Le 20 février 2026, la Cour a tranché par 6 voix contre 3 dans Learning Resources, Inc. v. Trump que l'International Emergency Economic Powers Act (IEEPA) ne donne pas au président l'autorité d'imposer des droits de douane sur les importations. L'opinion rédigée par le président de la Cour, John Roberts, a annulé les mesures tarifaires antérieures et réaffirmé que, au titre de l'article I de la Constitution, le pouvoir de lever des taxes relève du Congrès.
Quelques instants plus tard, l'administration a dégainé un "plan B": Donald Trump a invoqué la section 122 du Trade Act de 1974 pour instaurer un droit de douane mondial initial de 10%, relevé à 15% dès le lendemain. Sans approbation du Congrès, ces droits peuvent rester en vigueur jusqu'à 150 jours.
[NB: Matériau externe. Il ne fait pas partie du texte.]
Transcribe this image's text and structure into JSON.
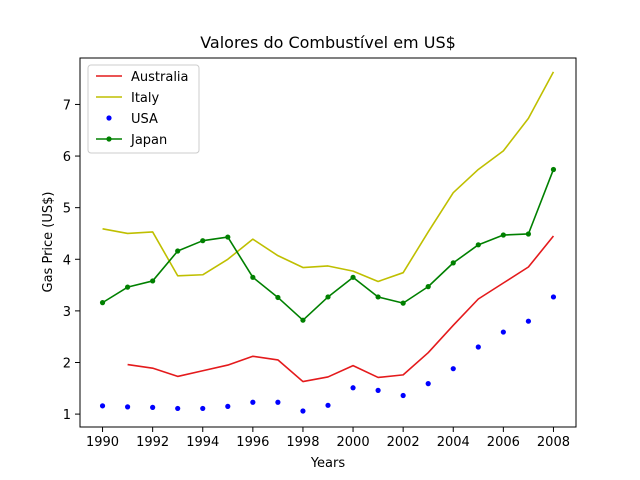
{
  "chart_data": {
    "type": "line",
    "title": "Valores do Combustível em US$",
    "xlabel": "Years",
    "ylabel": "Gas Price (US$)",
    "xlim": [
      1989.1,
      2008.9
    ],
    "ylim": [
      0.75,
      7.9
    ],
    "xticks": [
      1990,
      1992,
      1994,
      1996,
      1998,
      2000,
      2002,
      2004,
      2006,
      2008
    ],
    "yticks": [
      1,
      2,
      3,
      4,
      5,
      6,
      7
    ],
    "grid": false,
    "legend_position": "top-left",
    "series": [
      {
        "name": "Australia",
        "color": "#e41a1c",
        "style": "line",
        "x": [
          1991,
          1992,
          1993,
          1994,
          1995,
          1996,
          1997,
          1998,
          1999,
          2000,
          2001,
          2002,
          2003,
          2004,
          2005,
          2006,
          2007,
          2008
        ],
        "y": [
          1.96,
          1.89,
          1.73,
          1.84,
          1.95,
          2.12,
          2.05,
          1.63,
          1.72,
          1.94,
          1.71,
          1.76,
          2.19,
          2.72,
          3.23,
          3.54,
          3.85,
          4.45
        ]
      },
      {
        "name": "Italy",
        "color": "#bfbf00",
        "style": "line",
        "x": [
          1990,
          1991,
          1992,
          1993,
          1994,
          1995,
          1996,
          1997,
          1998,
          1999,
          2000,
          2001,
          2002,
          2003,
          2004,
          2005,
          2006,
          2007,
          2008
        ],
        "y": [
          4.59,
          4.5,
          4.53,
          3.68,
          3.7,
          4.0,
          4.39,
          4.07,
          3.84,
          3.87,
          3.77,
          3.57,
          3.74,
          4.53,
          5.29,
          5.74,
          6.1,
          6.73,
          7.63
        ]
      },
      {
        "name": "USA",
        "color": "#0000ff",
        "style": "dots",
        "x": [
          1990,
          1991,
          1992,
          1993,
          1994,
          1995,
          1996,
          1997,
          1998,
          1999,
          2000,
          2001,
          2002,
          2003,
          2004,
          2005,
          2006,
          2007,
          2008
        ],
        "y": [
          1.16,
          1.14,
          1.13,
          1.11,
          1.11,
          1.15,
          1.23,
          1.23,
          1.06,
          1.17,
          1.51,
          1.46,
          1.36,
          1.59,
          1.88,
          2.3,
          2.59,
          2.8,
          3.27
        ]
      },
      {
        "name": "Japan",
        "color": "#008000",
        "style": "line-dots",
        "x": [
          1990,
          1991,
          1992,
          1993,
          1994,
          1995,
          1996,
          1997,
          1998,
          1999,
          2000,
          2001,
          2002,
          2003,
          2004,
          2005,
          2006,
          2007,
          2008
        ],
        "y": [
          3.16,
          3.46,
          3.58,
          4.16,
          4.36,
          4.43,
          3.65,
          3.26,
          2.82,
          3.27,
          3.65,
          3.27,
          3.15,
          3.47,
          3.93,
          4.28,
          4.47,
          4.49,
          5.74
        ]
      }
    ]
  }
}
Bitcoin, un mouvement en coup de fouet
À l'issue de la décision, le bitcoin a progressé d'environ 1,7%, s'établissant entre 67.769$ et 68.000$. Le raisonnement des marchés était simple: une limitation du pouvoir tarifaire de l'exécutif pouvait réduire l'incertitude liée à une escalade commerciale, un facteur défavorable persistant pour les actifs risqués, dont les cryptomonnaies.
Après l'annonce des nouveaux droits de douane au titre de la section 122, le bitcoin a effacé sa hausse. L'aller-retour s'est joué en quelques heures.
Le bras de fer juridique
Dans son opinion, John Roberts trace une ligne nette: l'IEEPA, qui confère au président de larges pouvoirs économiques en situation d'urgence, n'a pas été conçue comme un outil tarifaire. Les droits de douane constituent des taxes sur les importations, et le pouvoir de taxer appartient au Congrès.
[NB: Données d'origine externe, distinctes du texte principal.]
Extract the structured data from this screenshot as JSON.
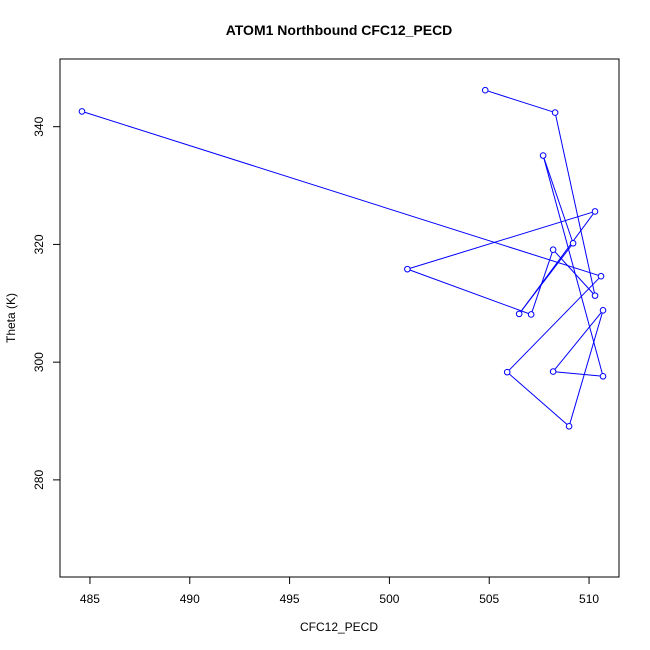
{
  "chart_data": {
    "type": "line",
    "title": "ATOM1 Northbound CFC12_PECD",
    "xlabel": "CFC12_PECD",
    "ylabel": "Theta (K)",
    "xlim": [
      483.5,
      511.5
    ],
    "ylim": [
      263.5,
      351.5
    ],
    "x_ticks": [
      485,
      490,
      495,
      500,
      505,
      510
    ],
    "x_tick_labels": [
      "485",
      "490",
      "495",
      "500",
      "505",
      "510"
    ],
    "y_ticks": [
      280,
      300,
      320,
      340
    ],
    "y_tick_labels": [
      "280",
      "300",
      "320",
      "340"
    ],
    "grid": false,
    "legend": "none",
    "markers": "open-circle",
    "color": "#0000ff",
    "series": [
      {
        "x": [
          484.6,
          510.6,
          505.9,
          509.0,
          510.7,
          508.2,
          510.7,
          507.7,
          509.2,
          506.5,
          510.3,
          500.9,
          507.1,
          508.2,
          510.3,
          508.3,
          504.8
        ],
        "y": [
          342.6,
          314.6,
          298.3,
          289.1,
          308.8,
          298.4,
          297.6,
          335.1,
          320.2,
          308.2,
          325.6,
          315.8,
          308.1,
          319.1,
          311.3,
          342.4,
          346.2
        ]
      }
    ]
  }
}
Le basculement vers la section 122 du Trade Act de 1974 encadre davantage la marge de manœuvre de l'exécutif. Ce texte autorise des droits de douane temporaires pour répondre à des déficits de balance des paiements jugés importants et graves. Le compte à rebours de 150 jours démarre immédiatement; faute d'une loi du Congrès prolongeant le dispositif, il expire automatiquement. On est loin de la logique des droits fondés sur l'IEEPA, dépourvus de date de fin intégrée.
L'administration dispose désormais d'environ cinq mois pour obtenir du Congrès qu'il inscrive sa stratégie commerciale dans la loi, ou pour identifier un autre fondement juridique.
Ce que cela change pour les investisseurs
La fenêtre de 150 jours fixe un horizon d'incertitude. L'existence d'une date d'échéance, en l'absence d'intervention du Congrès, fournit aux opérateurs un calendrier exploitable, plus lisible qu'un cadre IEEPA sans limite temporelle.
Deux points seront déterminants. D'abord, l'appétit du Congrès pour prolonger ou ajuster les droits de la section 122. Tout signal en faveur d'une législation tarifaire permanente pèserait probablement sur l'ensemble des actifs risqués. Ensuite, la réaction des partenaires commerciaux: des mesures de rétorsion pourraient raviver la pression sur les marchés.